OpenAI Launches Frontier: An Enterprise Platform for Managing AI Agent Workforces
Frontier lets enterprises build, deploy, and manage fleets of AI agents with business context integration and enterprise IAM — here's what it means for the agent stack.
Jeff Brook
AI Researcher — Founder, AI Daily News
OpenAI launched Frontier, an enterprise platform designed for building and managing AI agent workforces at scale. The platform introduces two capabilities that have been conspicuously absent from the agent ecosystem: Business Context — a system for connecting agents to an organisation's CRM, databases, and internal knowledge — and enterprise-grade identity and access management (IAM) for agent identities. First customers include Uber, Intuit, and State Farm.
This is not another agent framework. It is a management layer for organisations that want to deploy dozens or hundreds of specialised agents across their operations.
What problem does Frontier solve that existing tools don't?
Current agent frameworks — LangGraph, CrewAI, Google's ADK — focus on building individual agents or small teams of agents. They handle the mechanics of agent construction: tool use, memory, reasoning loops, orchestration. What they do not handle is the organisational layer: who is this agent, what is it allowed to access, how does it connect to our business data, and how do we manage a fleet of them?
Frontier addresses the gap between building an agent and operating an agent workforce. Consider an insurance company like State Farm deploying agents for claims processing, customer service, underwriting analysis, and fraud detection. Each agent needs different data access, different permissions, and different oversight levels. Managing this with individual agent frameworks creates an operational nightmare.

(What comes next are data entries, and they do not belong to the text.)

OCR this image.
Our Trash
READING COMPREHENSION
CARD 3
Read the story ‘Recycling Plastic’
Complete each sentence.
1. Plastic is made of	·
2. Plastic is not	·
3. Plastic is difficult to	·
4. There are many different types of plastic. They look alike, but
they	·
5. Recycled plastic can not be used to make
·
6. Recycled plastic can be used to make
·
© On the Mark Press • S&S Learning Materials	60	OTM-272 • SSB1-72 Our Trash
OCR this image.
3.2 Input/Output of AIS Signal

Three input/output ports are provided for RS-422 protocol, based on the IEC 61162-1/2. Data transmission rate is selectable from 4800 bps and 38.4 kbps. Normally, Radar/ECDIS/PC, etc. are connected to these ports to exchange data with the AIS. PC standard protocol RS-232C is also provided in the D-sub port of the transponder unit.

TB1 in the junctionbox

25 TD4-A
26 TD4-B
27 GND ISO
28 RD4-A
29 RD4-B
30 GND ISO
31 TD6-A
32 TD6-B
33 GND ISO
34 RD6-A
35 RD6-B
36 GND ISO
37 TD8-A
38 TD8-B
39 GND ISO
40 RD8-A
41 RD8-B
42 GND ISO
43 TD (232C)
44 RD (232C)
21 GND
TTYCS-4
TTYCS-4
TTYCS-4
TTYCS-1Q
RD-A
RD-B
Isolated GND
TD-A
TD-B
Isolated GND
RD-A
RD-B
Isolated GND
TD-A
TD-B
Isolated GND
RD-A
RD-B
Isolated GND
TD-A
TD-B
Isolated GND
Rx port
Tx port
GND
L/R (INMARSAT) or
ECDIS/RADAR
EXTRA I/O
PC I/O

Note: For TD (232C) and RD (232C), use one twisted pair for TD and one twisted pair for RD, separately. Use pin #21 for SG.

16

How does Business Context work?
Business Context is Frontier's answer to the knowledge grounding problem. Rather than each agent maintaining its own RAG pipeline or being manually loaded with context, Business Context provides a centralised layer where organisational data — CRM records, product catalogues, internal documentation, customer histories — is made available to agents based on their role and permissions.
The practical benefit is consistency. When five different agents need to know the current pricing structure, they all pull from the same source of truth rather than each maintaining a potentially stale copy. When a policy changes, it propagates through Business Context rather than requiring updates to every agent's individual knowledge base.
For practitioners, this is the piece that transforms agents from clever demos to production systems. The gap between a working prototype and a deployed agent is almost entirely about data access, freshness, and permission management. Business Context handles all three.
Why does agent IAM matter?
Giving AI agents identities within an enterprise IAM system is a deceptively significant move. When agents have identities — roles, permissions, access scopes, audit trails — they become manageable entities within existing security infrastructure rather than ungoverned processes running with whoever launched them's credentials.
This means agents can be subject to the same access controls as human employees. A claims processing agent gets access to claims data but not financial trading systems. A customer service agent can read customer records but cannot modify billing. Permissions are defined, enforced, and auditable.
The alternative — agents running with service accounts or shared credentials — is what most current deployments use, and it is a security liability that compliance teams rightly flag. Enterprise IAM for agents is not a feature; it is a prerequisite for deployment in regulated industries.
What do the first customers tell us?
Uber operates at a scale where agent workforces make immediate sense. Driver support, rider issue resolution, marketplace optimisation, fraud detection — each is a domain where specialised agents can handle routine cases while escalating complex ones to human operators. The volume justifies the infrastructure investment.
Intuit serves small businesses through TurboTax, QuickBooks, and Mailchimp. Agent workforces could handle tax guidance, bookkeeping assistance, and marketing campaign optimisation — high-value advisory services delivered at software scale.
State Farm represents the insurance vertical, where claims processing, policy management, and customer service are high-volume, rule-governed processes. Insurance is one of the industries where agent deployment economics are most compelling: the tasks are well-defined, the data is structured, and the cost of human processing is high.
The customer list tells us Frontier is targeting industries with high transaction volumes and well-defined workflows — exactly the domains where agent economics work best.
What should teams evaluating agent platforms consider?
Frontier creates a new layer in the agent stack between the model and the application. Teams need to evaluate whether that layer belongs to OpenAI or to their own infrastructure.
Lock-in risk is real. Business Context connects deeply to your organisational data. Migrating away from Frontier after deployment means rebuilding every data connection and permission mapping. The deeper the integration, the higher the switching cost.
Build vs. buy becomes urgent. Frontier bundles capabilities — agent management, data integration, IAM, monitoring — that teams would otherwise build separately. For organisations deploying fewer than ten agents, building these layers is manageable. For organisations deploying fifty or more, the build cost may exceed the platform cost.
Model coupling. Frontier is model-agnostic in principle but optimised for OpenAI models in practice. Teams that want to run Claude, Gemini, or open-source models as agent backends should verify that model flexibility is real, not theoretical, before committing.